Ce ne siamo accorti, ultimamente: pensiamo a tutto ciò che rappresenta l’omicidio di Marielle Franco oppure (senza pretese di esaustività) alle donne salite alla ribalta in questo secondo decennio del XXI secolo, dalla leader studentesca cilena Camila Vallejo – classe ’88 – alla sua coetanea Nawal Soufi, la “Lady SOS” italiana che vinse il Premio cittadino europeo 2016 per aver salvato migliaia di migranti, dalla statunitense Alexandria Ocasio-Cortez – classe ’89 – diventata in pochi mesi un’icona alla sua connazionale Emma González – classe ’99 – e il suo “We Call BS!” contro le armi, dal premio Nobel per la pace Malala Yousafzai (pakistana classe ’97) ad Alaa Salah – la ventiduenne che guidò le proteste contro al-Bashir in Sudan – fino alla svedese Greta Thunberg – classe ’03 – che ispira uno dei movimenti più interessanti e inediti della storia recente. Donne giovani e giovanissime che hanno avuto e hanno un ampio raggio d’azione, delle rivendicazioni precise e degli obiettivi a medio e a lungo termine. Perché “il progresso si fa agendo sulla realtà”, come scrivono Enrico Biale e Corrado Fumagalli, curatori di Per cosa lottare. Le frontiere del progressismo (Fondazione Feltrinelli 2019), un libro nel quale è sottolineata anche la forza dirompente del “nuovo movimento delle donne, che dall’Argentina alla Polonia si è subito definito su scala transnazionale e a partire dalla pratica dello sciopero e dallo slogan ‘Ni una menos‘”, un libro che prova a indagare il senso di ogni battaglia politica, a partire da un interrogativo: quanto è necessaria la realizzabilità di un’istanza, per rendere urgente la lotta?

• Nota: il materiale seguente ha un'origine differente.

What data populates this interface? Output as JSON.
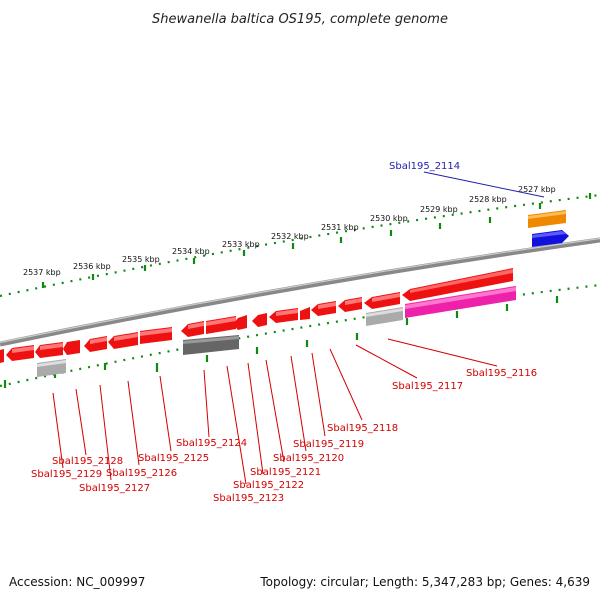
{
  "title": "Shewanella baltica OS195, complete genome",
  "footer": {
    "accession": "Accession: NC_009997",
    "topology": "Topology: circular; Length: 5,347,283 bp; Genes: 4,639"
  },
  "scale_labels": [
    "2537 kbp",
    "2536 kbp",
    "2535 kbp",
    "2534 kbp",
    "2533 kbp",
    "2532 kbp",
    "2531 kbp",
    "2530 kbp",
    "2529 kbp",
    "2528 kbp",
    "2527 kbp"
  ],
  "gene_labels": [
    {
      "text": "Sbal195_2114",
      "color": "#1f1fb0"
    },
    {
      "text": "Sbal195_2116",
      "color": "#d40000"
    },
    {
      "text": "Sbal195_2117",
      "color": "#d40000"
    },
    {
      "text": "Sbal195_2118",
      "color": "#d40000"
    },
    {
      "text": "Sbal195_2119",
      "color": "#d40000"
    },
    {
      "text": "Sbal195_2120",
      "color": "#d40000"
    },
    {
      "text": "Sbal195_2121",
      "color": "#d40000"
    },
    {
      "text": "Sbal195_2122",
      "color": "#d40000"
    },
    {
      "text": "Sbal195_2123",
      "color": "#d40000"
    },
    {
      "text": "Sbal195_2124",
      "color": "#d40000"
    },
    {
      "text": "Sbal195_2125",
      "color": "#d40000"
    },
    {
      "text": "Sbal195_2126",
      "color": "#d40000"
    },
    {
      "text": "Sbal195_2127",
      "color": "#d40000"
    },
    {
      "text": "Sbal195_2128",
      "color": "#d40000"
    },
    {
      "text": "Sbal195_2129",
      "color": "#d40000"
    }
  ],
  "colors": {
    "cds": "#ee1111",
    "pseudo_grey": "#aaaaaa",
    "rna_dark": "#666666",
    "magenta": "#ee22aa",
    "orange": "#ee8800",
    "blue": "#1111dd",
    "ticks": "#118811"
  }
}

Sarebbe interessante porre questa domanda a Ruth Bader Ginsburg, classe 1933, che di tutte queste giovani militanti potrebbe essere la nonna o la bisnonna. Una donna incredibilmente pacata e determinata che quando Ece Temelkuran nasceva – nel 1973 – portò il suo primo caso davanti alla Corte Suprema della quale, vent’anni esatti più tardi, avrebbe fatto finalmente parte. Avvocato e giudice, Ruth Bader Ginsburg è oggi una star negli Stati Uniti, e lo è perché mise in crisi la demarcazione di genere (e non solo): passo dopo passo lottò tenacemente contro la discriminazione che colpiva e colpisce sistematicamente le donne, e vinse molte delle sue battaglie, legali e politiche, per un mondo più giusto. Ce lo racconta il commovente (e divertente) documentario RBG di Julie Cohen e Betsy West, che ritrae una donna che non vuole favori ma – riprendendo le parole dell’attivista e abolizionista ottocentesca Sarah M. Grimké, che aprono anche questo pezzo – l’unica cosa che pretende dagli uomini, suoi “fratelli”, “è che smettano di calpestarci”. In chiusura del documentario, parlando a un gruppo di giovani studenti e studentesse, RBG ci lascia in eredità uno spunto mite e radicale, che ci invita a combattere ricordandoci sempre da dove veniamo, e trovando ispirazione anche nel passato: ripensando alla sua “lunga vita” – racconta – ammette che questi potrebbero essere tempi duri. Il che potrebbe spaventarci, in effetti. “Ma pensate a com’era”, aggiunge RBG – But think how it was.
Il suo e il nostro non vuole certo essere un invito a sottovalutare le derive e gli arretramenti del presente, è piuttosto un incentivo ad agire. Perché le battaglie, parola di RBG, si vincono.
[1] Non chiedo favori per il mio sesso / L’unica cosa che chiedo ai nostri fratelli / è che smettano di calpestarci.